A Thought Regarding Eight Lines Of Dialogue In The Recent Les Miserables Movie

(I intend to return to “the writing of Timekeeper” series shortly, but for the moment, a comment on a different subject.)

I know the stage show Les Miserables very very well, and in consequence there is a lot I could say about the movie. So much that it’s actually prevented me from saying anything, up until now. But here’s one quick thought to start with:

I was most struck me by the brief Javert-Valjean scene between “The Runaway Cart” and “Who Am I?” (the one in which Javert says, effectively, “Wow, m’sieur le mayor, you really remind me of this convict Jean Valjean. But you can’t be him, he was just re-arrested. I apologize for what I just implied.”)

The movie version gave extra lines to Javert, which (I believe) harken back to the source material, but for sure weren’t a part of any of the stage performances I’ve seen. From memory (and with help from a bootlegged script that I found on the net immediately after I saw the movie but can’t find now 🙂 ):

M’sieur le mayor, I have a crime to declare

I have disgraced the uniform that I wear

I’ve done you wrong, let no forgiveness be shown

I’d be as hard on any rogue I have known…

I mistook you for a convict, I have made a false report

But now [line I can’t remember about the real convict facing the court].

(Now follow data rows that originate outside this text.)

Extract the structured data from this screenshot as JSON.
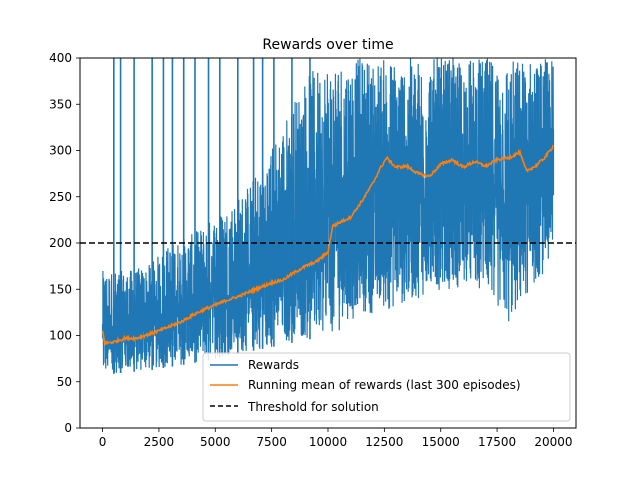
{
  "chart_data": {
    "type": "line",
    "title": "Rewards over time",
    "xlabel": "",
    "ylabel": "",
    "xlim": [
      -1000,
      21000
    ],
    "ylim": [
      0,
      400
    ],
    "x_ticks": [
      0,
      2500,
      5000,
      7500,
      10000,
      12500,
      15000,
      17500,
      20000
    ],
    "y_ticks": [
      0,
      50,
      100,
      150,
      200,
      250,
      300,
      350,
      400
    ],
    "grid": false,
    "legend_position": "lower-right",
    "series": [
      {
        "name": "Rewards",
        "color": "#1f77b4",
        "style": "noisy-band",
        "x": [
          0,
          1000,
          2000,
          3000,
          4000,
          5000,
          6000,
          7000,
          8000,
          9000,
          10000,
          11000,
          12000,
          13000,
          14000,
          15000,
          16000,
          17000,
          18000,
          19000,
          20000
        ],
        "low": [
          57,
          60,
          62,
          66,
          70,
          75,
          80,
          85,
          90,
          95,
          100,
          110,
          120,
          130,
          140,
          150,
          150,
          150,
          110,
          150,
          180
        ],
        "high": [
          170,
          170,
          175,
          200,
          210,
          230,
          250,
          280,
          330,
          380,
          400,
          400,
          400,
          400,
          400,
          400,
          400,
          400,
          400,
          400,
          400
        ],
        "spikes_to_max": [
          500,
          800,
          1400,
          2200,
          2700,
          3100,
          3600,
          4100,
          4700,
          5200,
          6000,
          6700,
          7100,
          7600,
          8400,
          9200
        ]
      },
      {
        "name": "Running mean of rewards (last 300 episodes)",
        "color": "#ff7f0e",
        "x": [
          0,
          100,
          200,
          500,
          1000,
          1500,
          2000,
          2500,
          3000,
          3500,
          4000,
          4500,
          5000,
          5500,
          6000,
          6500,
          7000,
          7500,
          8000,
          8500,
          9000,
          9500,
          10000,
          10200,
          10500,
          11000,
          11500,
          12000,
          12300,
          12600,
          12800,
          13000,
          13500,
          14000,
          14500,
          15000,
          15500,
          16000,
          16500,
          17000,
          17500,
          18000,
          18500,
          18800,
          19200,
          19600,
          20000
        ],
        "y": [
          105,
          92,
          92,
          93,
          97,
          97,
          101,
          105,
          110,
          115,
          122,
          128,
          133,
          138,
          142,
          147,
          152,
          157,
          160,
          168,
          175,
          180,
          190,
          218,
          222,
          228,
          245,
          265,
          280,
          292,
          287,
          282,
          283,
          275,
          272,
          285,
          290,
          282,
          288,
          283,
          290,
          292,
          298,
          278,
          283,
          292,
          305
        ]
      },
      {
        "name": "Threshold for solution",
        "color": "#000000",
        "style": "dashed",
        "x": [
          -1000,
          21000
        ],
        "y": [
          200,
          200
        ]
      }
    ]
  }
}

He must pay, and so must I.

Press charges against me, sir!

I wouldn’t have thought it possible to communicate “I deserve to be punished” that many times in eight lines.

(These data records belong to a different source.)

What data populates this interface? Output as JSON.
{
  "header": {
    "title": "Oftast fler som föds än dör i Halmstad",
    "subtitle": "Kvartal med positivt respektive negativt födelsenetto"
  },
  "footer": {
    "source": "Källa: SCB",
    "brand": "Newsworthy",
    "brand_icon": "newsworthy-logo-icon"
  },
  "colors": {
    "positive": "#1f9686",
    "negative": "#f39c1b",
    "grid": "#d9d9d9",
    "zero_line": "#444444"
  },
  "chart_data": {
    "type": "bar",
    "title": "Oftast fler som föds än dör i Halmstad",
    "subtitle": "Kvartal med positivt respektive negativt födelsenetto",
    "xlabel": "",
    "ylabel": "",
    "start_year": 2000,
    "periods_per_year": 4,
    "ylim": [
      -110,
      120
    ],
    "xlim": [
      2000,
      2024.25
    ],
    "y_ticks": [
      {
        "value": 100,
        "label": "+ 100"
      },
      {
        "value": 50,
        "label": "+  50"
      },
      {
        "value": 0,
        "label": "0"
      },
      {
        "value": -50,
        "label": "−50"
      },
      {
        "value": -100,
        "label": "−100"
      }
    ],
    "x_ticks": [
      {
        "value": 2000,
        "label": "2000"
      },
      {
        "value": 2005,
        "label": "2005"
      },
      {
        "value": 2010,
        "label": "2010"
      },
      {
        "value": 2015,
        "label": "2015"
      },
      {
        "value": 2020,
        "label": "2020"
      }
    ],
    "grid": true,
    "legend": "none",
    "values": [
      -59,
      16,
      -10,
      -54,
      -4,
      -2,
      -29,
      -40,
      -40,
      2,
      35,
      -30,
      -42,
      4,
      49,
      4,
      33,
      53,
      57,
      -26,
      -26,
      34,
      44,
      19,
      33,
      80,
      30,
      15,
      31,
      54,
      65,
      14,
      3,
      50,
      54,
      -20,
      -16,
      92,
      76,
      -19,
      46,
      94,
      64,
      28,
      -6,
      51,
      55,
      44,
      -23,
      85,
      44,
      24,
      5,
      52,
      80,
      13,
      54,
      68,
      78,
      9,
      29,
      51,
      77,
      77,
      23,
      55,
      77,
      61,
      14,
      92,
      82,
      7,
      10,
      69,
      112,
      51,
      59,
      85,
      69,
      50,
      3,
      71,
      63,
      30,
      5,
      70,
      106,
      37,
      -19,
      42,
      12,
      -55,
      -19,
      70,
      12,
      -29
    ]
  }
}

The addition of this sequence makes the later line “I am from the gutter, too” strike the ear differently. Javert is usually portrayed as a man adhering to a rigid externally-imposed code of conduct, perhaps because he has no internal compass, perhaps to prove to everyone including himself that he is not like the rest of the rabble born in the gutter, perhaps both. But with the addition of the eight lines quoted above, Russell Crowe’s Javert begins to seem like a man punishing rogues from the gutter as stand-ins for himself. “They must pay and so must I.” Suddenly his predilection for walking on parapets looks different, too, and some of the body language during the barricade sequence and the final meeting with Valjean suggested to me a man trying to commit suicide by convict. Because… that’s the way he can be punished enough? Because only that can confirm him as not-a-rogue and no longer deserving of punishment? “Shoot me now or shoot me later.” “Shoot me now for all I care.” I don’t think it was bravado – I think he was actually hoping one of them would.

Comments (1)

DSS94April 21st, 2013 at 4:57 pm

The line you’re missing is “Now I learn they’ve caught the culprit. He’s about to face the court.” Also: “And of course the thief denies it. You’d expect that from a con. But he couldn’t run forever – no, not even Jean Valjean”

Very thought provoking entry! Definitely provides clarity on the way Russell Crowe portrayed Javert.